Once created click on the bucket and at the bottom of the Properties tab, edit Static website hosting.

On the object tabs upload the index.html file

Create a public access Policy

We also need to add a Bucket policy to allow anyone read access

  • Got to Permissions > Bucket Policy and add
  • Change Bucket-Name to your bucket name
{
    "Version": "2012-10-17",
    "Statement": [
        {
            "Sid": "PublicReadGetObject",
            "Effect": "Allow",
            "Principal": "*",
            "Action": [
                "s3:GetObject"
            ],
            "Resource": [
                "arn:aws:s3:::Bucket-Name/*"
            ]
        }
    ]
}

Return to the static website hosting section to copy the public URL

Test the guestbook with a message Hello S3!

Unfortunately S3 does not support SSL, but we can create a route in our gateway to proxy this url.

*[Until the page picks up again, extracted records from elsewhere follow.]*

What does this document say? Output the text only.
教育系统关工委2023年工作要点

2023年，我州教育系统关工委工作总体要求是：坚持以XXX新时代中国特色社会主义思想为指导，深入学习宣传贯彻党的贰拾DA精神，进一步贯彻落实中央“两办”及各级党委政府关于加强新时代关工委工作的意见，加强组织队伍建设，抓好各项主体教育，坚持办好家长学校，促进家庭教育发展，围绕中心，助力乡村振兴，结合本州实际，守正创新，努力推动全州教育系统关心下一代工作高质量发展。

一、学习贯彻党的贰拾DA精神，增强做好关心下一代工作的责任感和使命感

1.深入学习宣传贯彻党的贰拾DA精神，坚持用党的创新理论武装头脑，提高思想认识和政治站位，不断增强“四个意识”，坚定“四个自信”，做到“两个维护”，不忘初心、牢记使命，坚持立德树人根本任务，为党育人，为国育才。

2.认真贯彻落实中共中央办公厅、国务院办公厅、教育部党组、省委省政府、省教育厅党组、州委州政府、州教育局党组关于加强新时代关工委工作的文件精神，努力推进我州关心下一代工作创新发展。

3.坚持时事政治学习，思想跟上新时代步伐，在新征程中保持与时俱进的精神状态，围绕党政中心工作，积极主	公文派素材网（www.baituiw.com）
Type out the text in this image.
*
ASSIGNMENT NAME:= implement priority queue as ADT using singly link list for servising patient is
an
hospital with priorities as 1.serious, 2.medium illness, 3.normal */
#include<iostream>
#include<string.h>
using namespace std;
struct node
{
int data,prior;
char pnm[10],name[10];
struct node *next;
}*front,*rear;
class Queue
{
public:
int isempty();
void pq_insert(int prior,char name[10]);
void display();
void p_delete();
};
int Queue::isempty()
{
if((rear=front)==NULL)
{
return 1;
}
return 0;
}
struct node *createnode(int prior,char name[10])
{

Go back to the API Gateway

  • create a new route /

Select the route and attach integration

Create a new http integration with endpoint to the S3 public url

Test the API gateway endpoint URL

See if the guestbook works on SSL with a message Hello Serverless!

Task Progress Check

Take a screenshot showing:

  1. API Gateway routes configuration
  2. Your guestbook (with api gateway url) and all messages from this lab..

Upload the combined screenshot to complete the lab.

To cleanup you will need to delete:

  • 1 API Gateway
  • 2 Lambda Functions
  • 1 S3 Bucket

But as it is serverless, if nobody uses it, it will not cost you much or might be covered by the free tier.